Mais sans Uribe à la présidence du pays, l'uribisme et surtout
l'unité uribiste se maintiendront-ils? Les frictions, les nuances
et les ambitions personnelles et partisanes précédant l'élection
présidentielle du 30 mai dessinent déjà un panorama
incertain.
L'unité de la droite est suspendue à la lutte au sein du Parti
Conservateur entre l'ex-ministre des Affaires étrangères Noemi
Sanin et l'ex-ministre de l'Agriculture Andrés Felipe Arias. Tous
deux revendiquent de leur parti la candidature à l'élection
présidentielle du 30 mai. Un vote populaire organisé simultanément
aux élections législatives du 14 mars doit les départager,
mais le dépouillement de ce vote tarde. Si Andrés Felipe Arias
l'emporte, il renoncera probablement, croient les observateurs, à
la candidature présidentielle, s'alliant à Juan Manuel Santos
qu'il reconnaîtrait comme candidat unique de l'uribisme à la
présidence du pays. Mais Noemi Sanin, actuellement légèrement
en tête du scrutin interne, a annoncé qu'elle irait jusqu'au bout de son ambition.

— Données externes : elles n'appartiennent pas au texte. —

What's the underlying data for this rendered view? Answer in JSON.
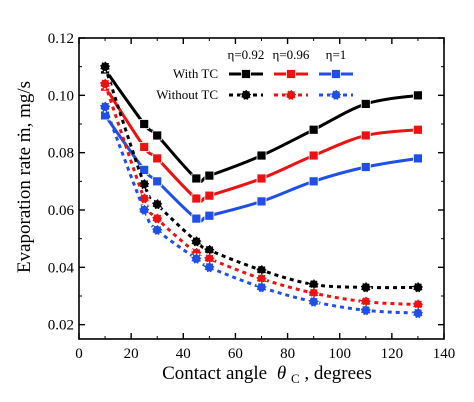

Un duel des droites entre Noemi Sanin et Juan Manuel Santos n'est donc pas
exclu tant au premier qu'au possible second tour de la présidentielle.
Un corps à corps au second tour, fixé au 20 juin, obligerait
tant l'une que l'autre à séduire des électeurs de gauche
pour l'emporter. Parlerait-on alors encore d'uribisme?